Nur noch XS oder XXL

Die Body-Positive-Bewegung will uns dazu bringen, dass wir alle Körper schön finden. Und sie hat durchaus Erfolg. Im letzten Jahr sah man in Modemagazinen vermehrt Plus-Size-Models. Auf den internationalen Laufstegen lief sogar hin und wieder ein Alibi-Model in X-Large, und auf RTL 2 suchten sogenannte Experten in einem peinlichen Abklatsch von «Germany’s Next Topmodel» das «Curvy Supermodel». Auffällig bei allen Frauen mit Kurven: Sie wurden stets «fröhlich» inszeniert, und nährten so das Klischee der lustigen Dicken.

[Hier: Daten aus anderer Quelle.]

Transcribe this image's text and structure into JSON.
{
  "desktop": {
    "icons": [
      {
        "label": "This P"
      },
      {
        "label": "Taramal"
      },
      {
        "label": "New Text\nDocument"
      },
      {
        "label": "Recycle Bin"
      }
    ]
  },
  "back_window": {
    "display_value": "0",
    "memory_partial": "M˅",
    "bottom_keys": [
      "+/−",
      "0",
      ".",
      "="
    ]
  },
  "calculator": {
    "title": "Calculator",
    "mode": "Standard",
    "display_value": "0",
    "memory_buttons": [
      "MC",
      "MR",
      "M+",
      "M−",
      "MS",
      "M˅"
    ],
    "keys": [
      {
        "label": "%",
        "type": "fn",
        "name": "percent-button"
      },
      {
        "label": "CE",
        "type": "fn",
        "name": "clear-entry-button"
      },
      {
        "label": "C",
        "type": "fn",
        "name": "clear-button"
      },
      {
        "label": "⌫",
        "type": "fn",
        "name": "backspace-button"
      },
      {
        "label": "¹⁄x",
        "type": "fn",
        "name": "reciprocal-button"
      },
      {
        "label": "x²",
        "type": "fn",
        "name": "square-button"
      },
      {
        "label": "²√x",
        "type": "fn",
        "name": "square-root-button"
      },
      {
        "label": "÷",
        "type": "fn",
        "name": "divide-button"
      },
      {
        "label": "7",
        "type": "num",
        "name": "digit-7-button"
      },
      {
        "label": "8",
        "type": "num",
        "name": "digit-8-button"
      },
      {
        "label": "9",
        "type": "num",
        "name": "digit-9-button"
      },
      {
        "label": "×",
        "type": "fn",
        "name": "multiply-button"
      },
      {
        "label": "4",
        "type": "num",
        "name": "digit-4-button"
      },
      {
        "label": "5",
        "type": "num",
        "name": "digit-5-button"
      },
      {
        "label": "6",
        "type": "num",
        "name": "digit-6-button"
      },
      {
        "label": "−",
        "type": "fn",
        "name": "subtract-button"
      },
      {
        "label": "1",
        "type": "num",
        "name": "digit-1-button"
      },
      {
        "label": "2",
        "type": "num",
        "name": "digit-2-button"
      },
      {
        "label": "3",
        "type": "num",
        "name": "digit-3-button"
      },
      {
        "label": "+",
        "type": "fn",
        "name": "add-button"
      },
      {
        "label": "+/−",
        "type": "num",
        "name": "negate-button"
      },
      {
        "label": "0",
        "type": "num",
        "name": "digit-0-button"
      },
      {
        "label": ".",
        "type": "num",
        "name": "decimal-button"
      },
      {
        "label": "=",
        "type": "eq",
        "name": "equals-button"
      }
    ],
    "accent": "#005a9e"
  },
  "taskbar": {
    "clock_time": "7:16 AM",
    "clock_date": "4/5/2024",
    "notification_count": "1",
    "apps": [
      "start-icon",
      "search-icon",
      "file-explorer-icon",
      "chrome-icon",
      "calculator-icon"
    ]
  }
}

Ideale am Rande des Extremen

Wer jetzt allerdings glaubt, dass die Body-Positivity-Bewegung dazu führen wird, dass international erfolgreiche Models zukünftig nicht mehr zaundünn sein werden, irrt gewaltig. Ob in Mailand oder Paris, London oder New York: Die internationalen Designer werden an diesem Schönheitsideal festhalten wie das Amen in der Kirche.

Was irritiert, ist, dass der Gap zwischen dick und dünn immer grösser wird. Das sieht man am besten daran, wie sich erfolgreiche Bloggerinnen und Influencerinnen inszenieren. Entweder tragen sie XS, wie die selbsternannte Stilpäpstin Caroline Daur, oder XXL wie Tess Holliday. Also entweder die Inszenierung des «perfekten» Körpers in stylischen, gesponserten Kleidern, der nur mit grünen Smoothies, kalorienarmem Food und regelmässigem Sport erreicht werden kann, und der dann doch noch retuschiert wird, um die naiven, meist jungen Followerinnen zufriedenzustellen. Oder man steht zu seinen Formen, zeigt bei jeder Gelegenheit seine Cellulite und wiederholt beinahe mantramässig: «Ich fühle mich wohl in meinem Körper.» Wie die durchaus attraktive Ashley Graham, die ihre üppige Figur gerne und in jeder Lebenslage in Szene setzt. Dass sie besonders gut in den USA ankommt, ist verständlich. Die Durchschnittskleidergrösse der Amerikanerin liegt bei 44/46.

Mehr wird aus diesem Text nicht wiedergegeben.